Beth Ziereis

First post: Nov 2, 2021 Latest post: May 30, 2022
In the early morning hours of Wednesday, October 27, 2021, we received the call that Mom has been waiting for- finally the gift of lungs were ready for her to receive.  She and Dad headed down to the University Hospital (UW Madison) to prepare, while the donor family prepared to say goodbye to their loved one and prepare them for donation. 
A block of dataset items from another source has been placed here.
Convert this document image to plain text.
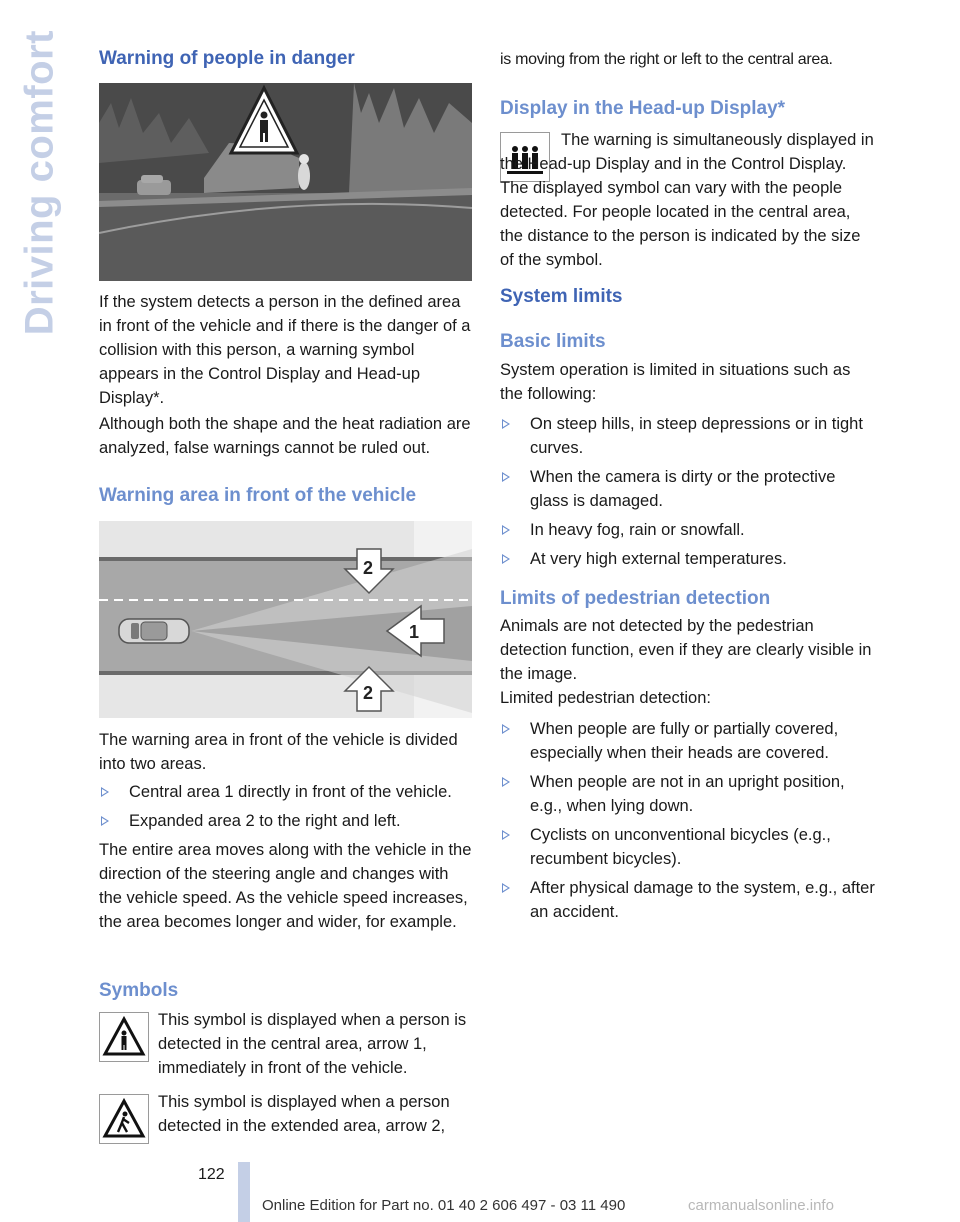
Driving comfort Warning of people in danger

If the system detects a person in the defined area in front of the vehicle and if there is the danger of a collision with this person, a warning symbol appears in the Control Display and Head-up Display*.

Although both the shape and the heat radiation are analyzed, false warnings cannot be ruled out.

Warning area in front of the vehicle
1
2
2

The warning area in front of the vehicle is divided into two areas.

Central area 1 directly in front of the vehicle.
Expanded area 2 to the right and left.

The entire area moves along with the vehicle in the direction of the steering angle and changes with the vehicle speed. As the vehicle speed increases, the area becomes longer and wider, for example.

Symbols

This symbol is displayed when a person is detected in the central area, arrow 1, immediately in front of the vehicle.

This symbol is displayed when a person detected in the extended area, arrow 2,

is moving from the right or left to the central area.

Display in the Head-up Display*

The warning is simultaneously displayed in the Head-up Display and in the Control Display. The displayed symbol can vary with the people detected. For people located in the central area, the distance to the person is indicated by the size of the symbol.

System limits
Basic limits

System operation is limited in situations such as the following:

On steep hills, in steep depressions or in tight curves.
When the camera is dirty or the protective glass is damaged.
In heavy fog, rain or snowfall.
At very high external temperatures.
Limits of pedestrian detection

Animals are not detected by the pedestrian detection function, even if they are clearly visible in the image.

Limited pedestrian detection:

When people are fully or partially covered, especially when their heads are covered.
When people are not in an upright position, e.g., when lying down.
Cyclists on unconventional bicycles (e.g., recumbent bicycles).
After physical damage to the system, e.g., after an accident.
122
Online Edition for Part no. 01 40 2 606 497 - 03 11 490	carmanualsonline.info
In total, the double lung transplant surgery took around 12 hours to complete.  The lungs she received from the donor are in excellent condition, but were slightly larger than needed, so doctors worked to shave them down to her size.  (Didn't know that was a thing?  Nor did I!) Her lungs were in worse condition than originally thought, which meant she had a significant amount of scar tissue that needed removing prior to the placement of each lung.  The removal of the scar tissue led to excessive bleeding; therefore, she also received the generous gift of several units of blood, made possible by selfless donors. (Shameless plug- If you have ever considered blood or organ donation and are on the fence, this is an excellent reason to hop off the fence and follow through.)  The surgery had touch-and-go moments due to her significant health history, but was successful.   

On the morning of Thursday, October 28, 2021, she was wheeled into ICU recovery, where she will remain for several weeks while she heals.  Her breathing tube has been removed, along with several other IV's and ports, as she successfully breaths on her own and grows stronger each day.  
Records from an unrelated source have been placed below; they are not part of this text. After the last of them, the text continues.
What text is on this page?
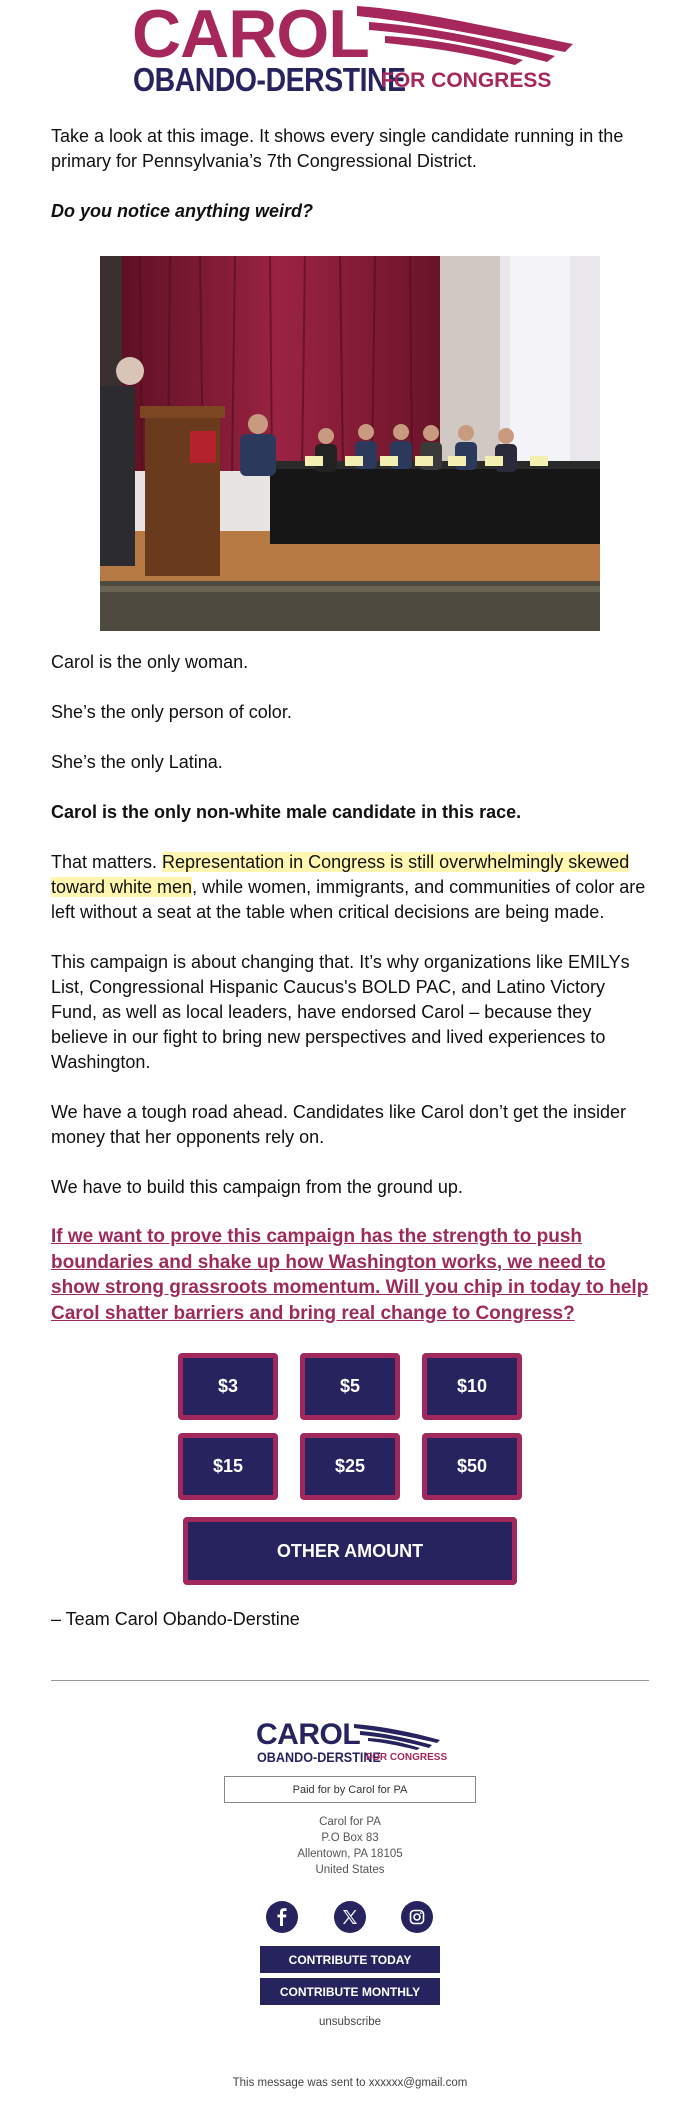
CAROL
OBANDO-DERSTINE
FOR CONGRESS

Take a look at this image. It shows every single candidate running in the primary for Pennsylvania’s 7th Congressional District.

Do you notice anything weird?

Carol is the only woman.

She’s the only person of color.

She’s the only Latina.

Carol is the only non-white male candidate in this race.

That matters. Representation in Congress is still overwhelmingly skewed toward white men, while women, immigrants, and communities of color are left without a seat at the table when critical decisions are being made.

This campaign is about changing that. It’s why organizations like EMILYs List, Congressional Hispanic Caucus's BOLD PAC, and Latino Victory Fund, as well as local leaders, have endorsed Carol – because they believe in our fight to bring new perspectives and lived experiences to Washington.

We have a tough road ahead. Candidates like Carol don’t get the insider money that her opponents rely on.

We have to build this campaign from the ground up.

If we want to prove this campaign has the strength to push boundaries and shake up how Washington works, we need to show strong grassroots momentum. Will you chip in today to help Carol shatter barriers and bring real change to Congress?
$3	$5	$10
$15	$25	$50
OTHER AMOUNT

– Team Carol Obando-Derstine

CAROL
OBANDO-DERSTINE
FOR CONGRESS
Paid for by Carol for PA
Carol for PA
P.O Box 83
Allentown, PA 18105
United States
CONTRIBUTE TODAY
CONTRIBUTE MONTHLY
unsubscribe
This message was sent to xxxxxx@gmail.com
She had a PICC (peripherally inserted central catheter) placed today, November 2, 2021, essentially eliminating the need for ongoing pokes and prods.  The plan is to remove her femoral artery line once her PICC is proven successful.  This will hopefully allow her to rest a bit more comfortably.  She has not yet started with nutrition, but is receiving IV fluids regularly.  

She is on high doses of IV steroids, anti rejection medication and blood thinners, all having their own side effects.  The pain medication, coupled with other meds she is receiving, has her seeing some interesting things- the doctors are working to find a happy medium with pain mitigation.  More to come there.  

Once she is ready to be discharged, Mom and Dad will need to live in the Madison area for a period of time while the post-transplant team continues to monitor her progress.   

The transplant doctor has cautioned us that she will have ups and downs, but that is to be expected with a surgery of this magnitude.  So far, there have not been any notable setbacks, albeit it some bumps in the road, but in the interest of positivity- we will continue to celebrate her successes.  

Moving forward, updates from myself or Dad will be posted here.  Please send kind words, prayers, positive vibes, whatever your flavor, her way- she can certainly use them as fuel.  

We are grateful to God for continuing to watch over her and provide her strength, as well as the talent He has bestowed on the team of doctors, nurses and hospital staff who have allowed for this tremendous opportunity to take place.  They are quite simply, incredible- and dang- GOD IS GOOD.